Kim Younggon |
A primeira história que escutei ela contar foi a da caipora, que era uma mulher com apenas uma banda. Protegia as matas e os bichos. Se encontrasse o caçador, castigava, fazendo que ele não achasse o caminho de volta. Uma vez um caçador ouviu uma voz que lhe disse para não caçar mais nas matas. O caçador não ligou e foi bem do dele caçar na mata. Encontrou um jacu e atirou nele sem perder tempo. O pássaro voou e veio com as garras ferir o caçador, que caiu no chão. Deu o segundo tiro no jacu, que voou mais rápido dessa vez e com as garras afiadas furou os olhos do caçador, que chegou em casa cambaleando e ensanguentado. O caçador então escutou a voz dizer: “Eu não disse pra você não ir caçar na mata! Com a caipora não se brinca!” Edelzuíta falou que, quando o caçador se perde na mata por causa da caipora, a única maneira dele achar o caminho de volta é deixar fumo e cachaça pra ela no pé da árvore.

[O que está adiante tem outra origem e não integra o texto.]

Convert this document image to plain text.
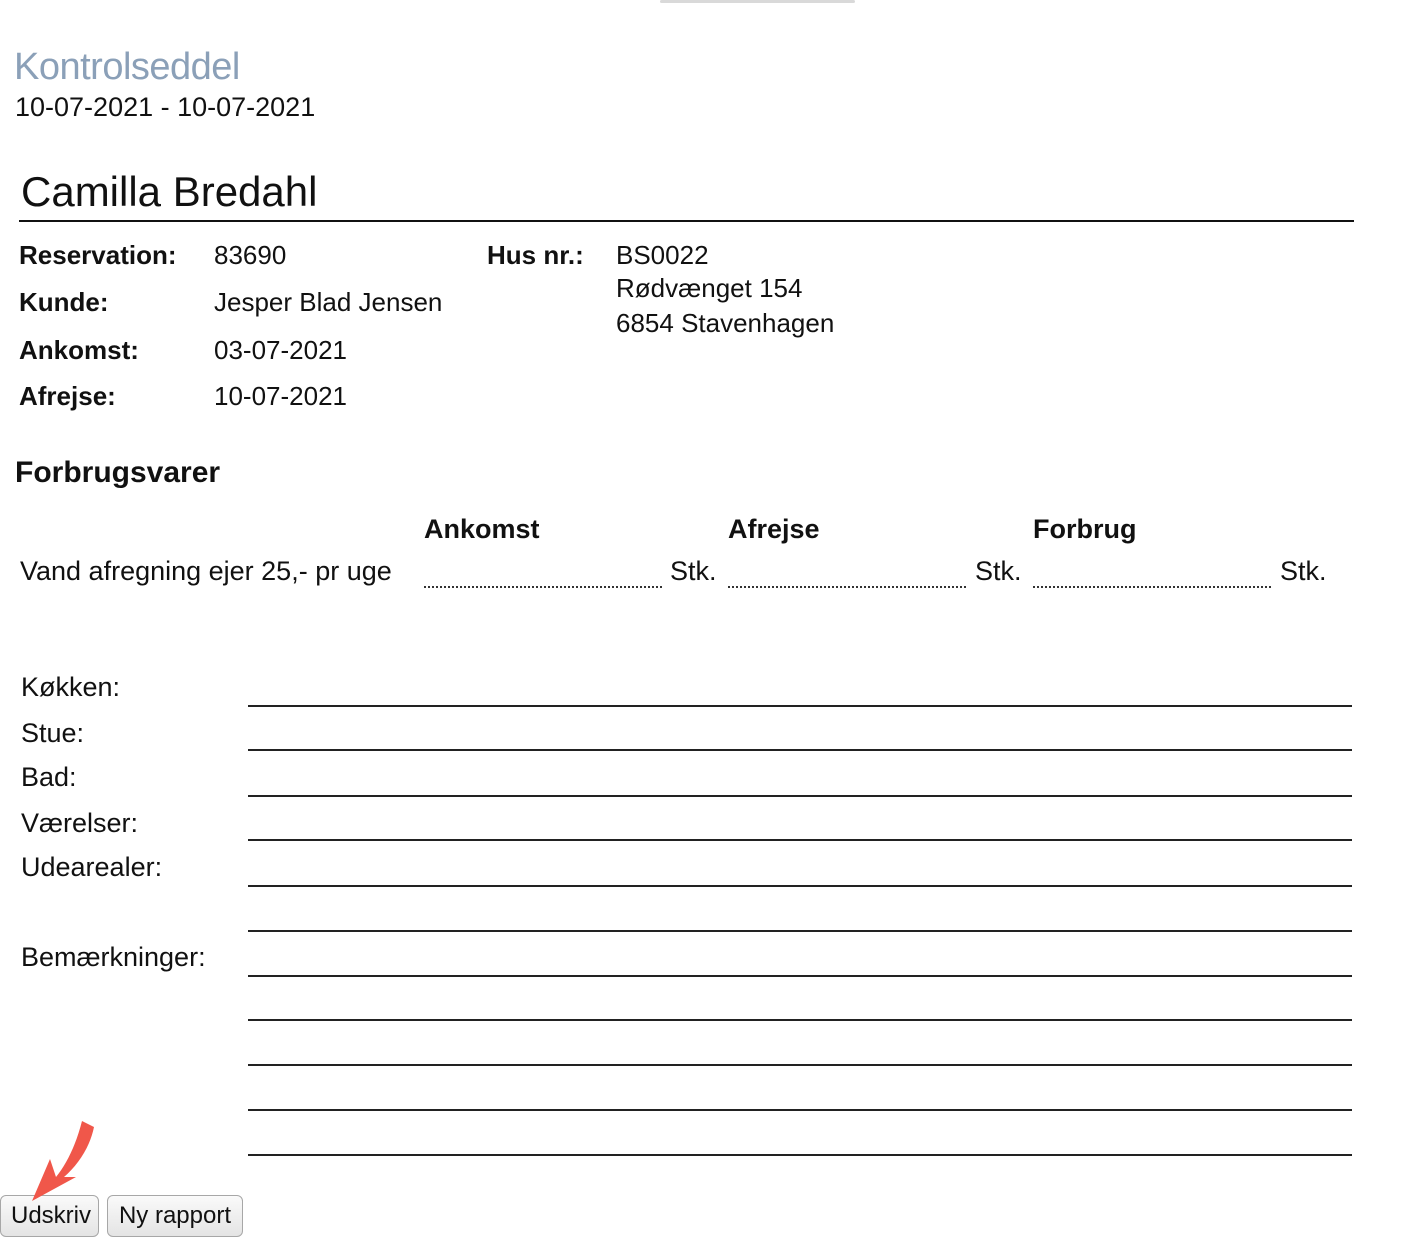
Kontrolseddel
10-07-2021 - 10-07-2021
Camilla Bredahl
Reservation: 83690
Kunde:	Jesper Blad Jensen
Ankomst:	03-07-2021
Afrejse:	10-07-2021
Hus nr.: BS0022
Rødvænget 154
6854 Stavenhagen
Forbrugsvarer
Ankomst	Afrejse	Forbrug
Vand afregning ejer 25,- pr uge	Stk.	Stk.	Stk.
Køkken:
Stue:
Bad:
Værelser:
Udearealer:
Bemærkninger:
Udskriv	Ny rapport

Depois eu escutei ela contar a história do saci, o negrinho de uma perna só, que usava uma carapuça vermelha. Saía à noite para espantar os cavalos e os burros. Montava nos animais e entrançava as crinas. No outro dia, o vaqueiro encontrava os cavalos e os burros espalhados lá longe pelas capoeiras e pastos.
A noite ficava ora alegre, ora suave, quanto mais ela contava uma história. Uma noite, aconteceu ela contar a história da menina dos brincos de ouro.
“Era uma vez uma mãe que deu uns brincos de ouro à filha mais nova. A menina costumava tirar os brincos e colocá-los em cima de uma pedra quando ia à lagoa buscar água e tomar banho. Um dia ela foi à lagoa, tomou banho, encheu a lata e esqueceu os brincos. Com medo de ser castigada pela mãe, voltou à lagoa para buscar os brincos. Chegando lá, encontrou um velho muito feio, que a agarrou, botou nas costas e a levou consigo. O velho botou a menina dentro do surrão, que era um saco grande. Coseu o surrão e disse à menina que ia sair com ela de porta em porta para ganhar a vida. Quando ele ordenasse, ela cantasse dentro do surrão, senão ele batia com o bordão. Em toda porta que chegava, o velho botava o surrão no chão e dizia: “Canta, canta meu surrão, senão te meto este bordão”. E o surrão cantava com sua voz triste: “Neste surrão me meteram, neste surrão hei de morrer, por causa de uns brincos de ouro, que na fonte fui esquecer”.
“Todo mundo ficava admirado quando ouvia o surrão cantar e dava dinheiro ao velho. Aí um dia o velho chegou à casa da mãe da menina que reconheceu logo a voz da filha. Logo ela convidou o velho para comer e beber e, como já era tarde, pediu que ele dormisse ali em sua casa. De noite, como ele tinha bebido muito, ferrou no sono. E roncou até de manhã. Aí a mãe e as outras filhas abriram o surrão e tiraram a menina que estava muito fraquinha, quase para morrer. Em lugar da menina, a mãe e as filhas encheram o surrão com excrementos. No dia seguinte, o velho pegou o surrão, botou nas costas e partiu cedo. Parou adiante, bateu na porta de uma casa. Perguntou ao dono se não queria ouvir um surrão cantar. Botou o surrão no chão e disse: “Canta, canta meu surrão, senão te meto este bordão”. Nada do surrão cantar. Não gostando, o velho repetiu a ordem. Nada. Sem se conter, o velho meteu o cacete no surrão que se arrebentou e mostrou o que estava dentro dele. O velho percebeu a peça que tinham pregado nele, ficou com tanta raiva que ali mesmo caiu morto no chão.”
A gente não sabia o que era melhor quando Edelzuíta contava uma história. Se o prazer que a história causava em cada trecho que ela contava ou a mansidão de sua voz enchendo os nossos corações de puro encantamento. Cada um de nós escutava atento e estava sempre querendo mais.